Should he try to cross the bay?

 

It was tempting. He could feel the power of the ocean just over the horizon. Water always revived him. Salt water was the best. He’d discovered that two days ago when he had strangled a sea monster in the Carquinez Strait. If he could reach the bay, he might be able to make a last stand. Maybe he could even drown the gorgons. But the shore was at least two miles away. He’d have to cross an entire city.

 

He hesitated for another reason. The she-wolf Lupa had taught him to sharpen his senses—to trust the instincts that had been guiding him south. His homing radar was tingling like crazy now. The end of his journey was close—almost right under his feet. But how could that be? There was nothing on the hilltop.

 

The wind changed. Percy caught the sour scent of reptile. A hundred yards down the slope, something rustled through the woods—snapping branches, crunching leaves, hissing.

 

Gorgons.

 

For the millionth time, Percy wished their noses weren’t so good.

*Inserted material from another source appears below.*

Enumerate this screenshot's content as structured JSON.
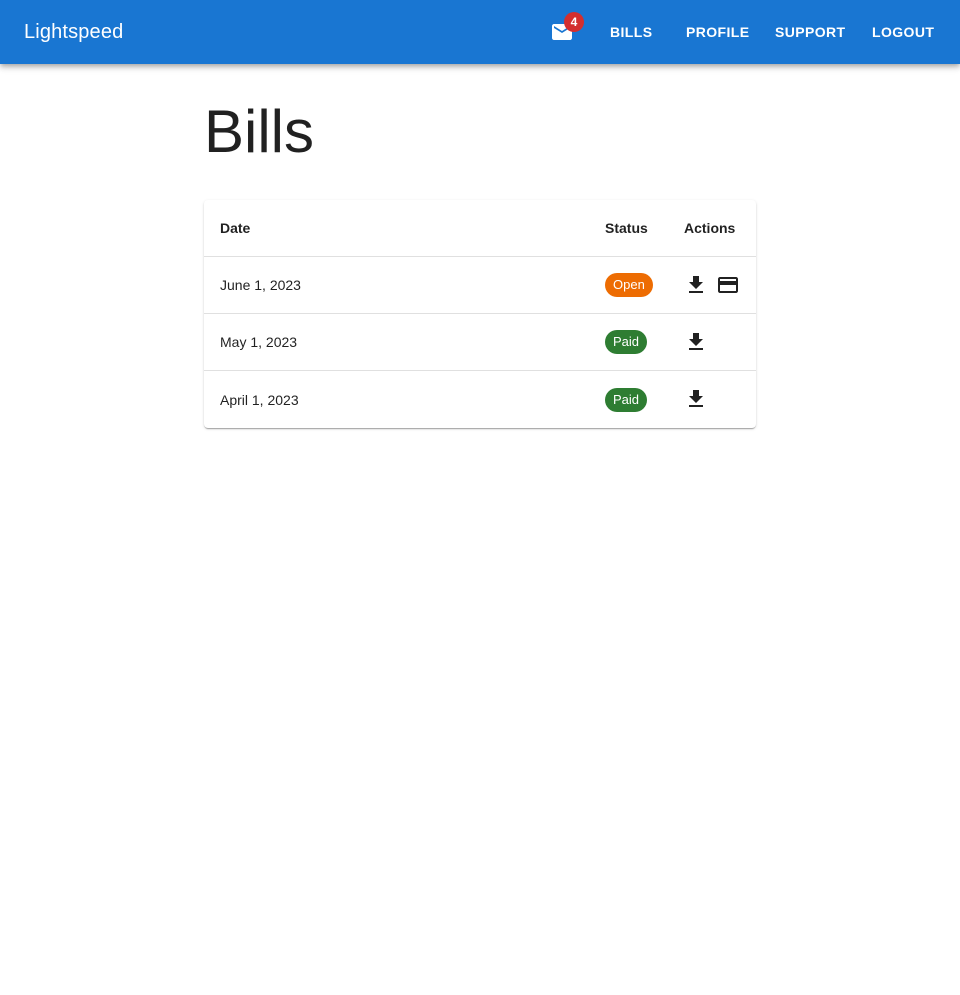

They had always said they could smell him because he was a demigod—the half-blood son of some old Roman god. Percy had tried rolling in mud, splashing through creeks, even keeping air-freshener sticks in his pockets so he’d have that new car smell; but apparently demigod stink was hard to mask.

 

He scrambled to the west side of the summit. It was too steep to descend. The slope plummeted eighty feet, straight to the roof of an apartment complex built into the hillside. Fifty feet below that, a highway emerged from the hill’s base and wound its way toward Berkeley.

 

Great. No other way off the hill. He’d managed to get himself cornered.

 

He stared at the stream of cars flowing west toward San Francisco and wished he were in one of them. Then he realized the highway must cut through the hill. There must be a tunnel…right under his feet.

 

His internal radar went nuts. He was in the right place, just too high up. He had to check out that tunnel. He needed a way down to the highway—fast.

 

He slung off his backpack. He’d managed to grab a lot of supplies at the Napa Bargain Mart: a portable GPS, duct tape, lighter, superglue, water bottle, camping roll, a Comfy Panda Pillow Pet (as seen on TV), and a Swiss army knife—pretty much every tool a modern demigod could want. But he had nothing that would serve as a parachute or a sled.

 

That left him two options: jump eighty feet to his death, or stand and fight. Both options sounded pretty bad.